Bukan bintang gemintang bersinar di matamu,
Bukan elang perkasa menari di sayapmu,
Tapi kasih yang senyap, mengalir tiada jemu,
Pelangi di balik rinai duka, itulah dirimu.
Tanganmu bukan kelopak teratai putih,
Yang harum semerbak memikat kumbang,
Tapi telapak penuh guratan waktu dan sedih,
Menuliskan syair cinta, menenangkan pilu yang datang.
Suara bukan buluh perindu berbisik lembut,
Menyanyikan kisah peri di malam sunyi,
Tapi nada senja menusuk ke relung kalbu,
Menguatkan langkahku saat tersandung sepi.

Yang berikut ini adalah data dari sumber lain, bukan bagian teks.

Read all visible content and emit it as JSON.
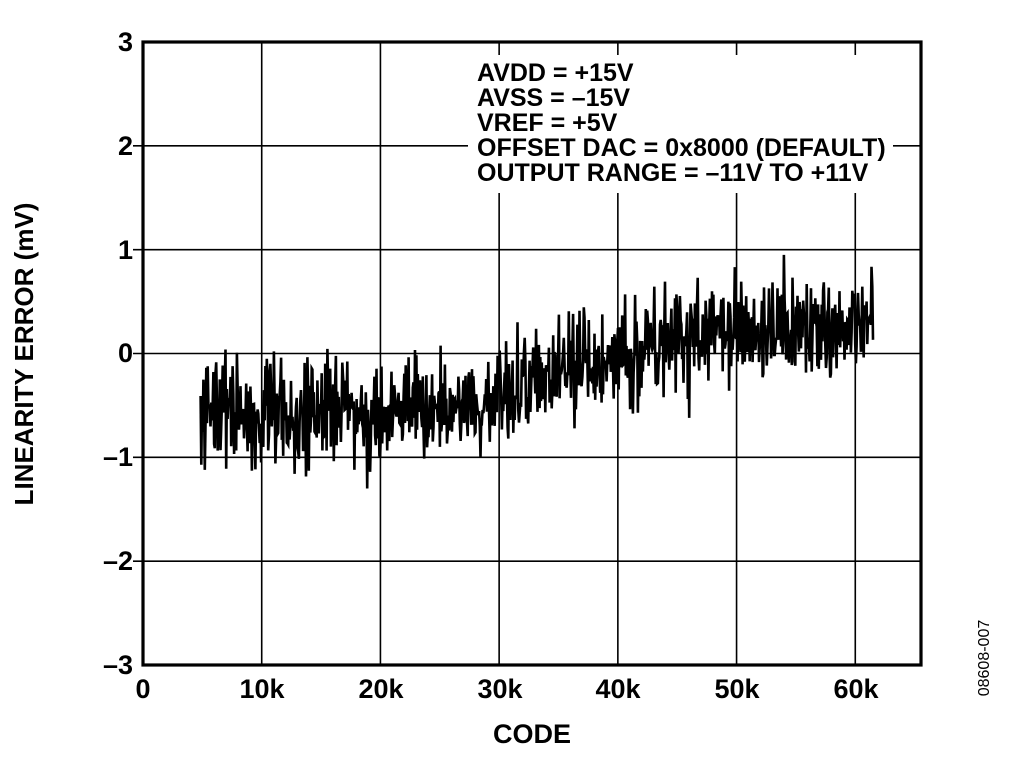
{
  "figure": {
    "code": "08608-007",
    "background_color": "#ffffff",
    "ink_color": "#000000"
  },
  "chart_data": {
    "type": "line",
    "title": "",
    "xlabel": "CODE",
    "ylabel": "LINEARITY ERROR (mV)",
    "xlim": [
      0,
      65536
    ],
    "ylim": [
      -3,
      3
    ],
    "grid": "on",
    "legend": "none",
    "x_tick_values": [
      0,
      10000,
      20000,
      30000,
      40000,
      50000,
      60000
    ],
    "x_tick_labels": [
      "0",
      "10k",
      "20k",
      "30k",
      "40k",
      "50k",
      "60k"
    ],
    "y_tick_values": [
      3,
      2,
      1,
      0,
      -1,
      -2,
      -3
    ],
    "y_tick_labels": [
      "3",
      "2",
      "1",
      "0",
      "–1",
      "–2",
      "–3"
    ],
    "annotations": {
      "lines": [
        "AVDD = +15V",
        "AVSS = –15V",
        "VREF = +5V",
        "OFFSET DAC = 0x8000 (DEFAULT)",
        "OUTPUT RANGE = –11V TO +11V"
      ]
    },
    "series": [
      {
        "name": "linearity error",
        "style": "dense-noise-band",
        "color": "#000000",
        "code_range": [
          4850,
          61500
        ],
        "trend_points": [
          [
            4850,
            -0.5
          ],
          [
            8000,
            -0.56
          ],
          [
            12000,
            -0.6
          ],
          [
            16000,
            -0.57
          ],
          [
            20000,
            -0.6
          ],
          [
            24000,
            -0.54
          ],
          [
            28000,
            -0.44
          ],
          [
            32000,
            -0.3
          ],
          [
            36000,
            -0.13
          ],
          [
            40000,
            -0.02
          ],
          [
            44000,
            0.1
          ],
          [
            48000,
            0.2
          ],
          [
            52000,
            0.22
          ],
          [
            56000,
            0.26
          ],
          [
            61500,
            0.25
          ]
        ],
        "noise_half_width_mV": 0.48,
        "spikes": [
          [
            5200,
            -1.12
          ],
          [
            18900,
            -1.3
          ],
          [
            28400,
            -1.0
          ],
          [
            46000,
            -0.62
          ],
          [
            54000,
            0.95
          ]
        ]
      }
    ]
  }
}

Matamu bukan lautan jernih berkaca,
Menampakkan dasar jiwa tanpa noda,
Tapi sungai sabar mengalir tanpa suara,
Menggenggam harap, meski badai menerpa.
Bukan bidadari turun dari kayangan,
Membawa sayap sutera dan mahkota surgawi,
Tapi wanita biasa, dengan segala kekurangan,
Mengukir kasih abadi, terpatri dalam sanubari.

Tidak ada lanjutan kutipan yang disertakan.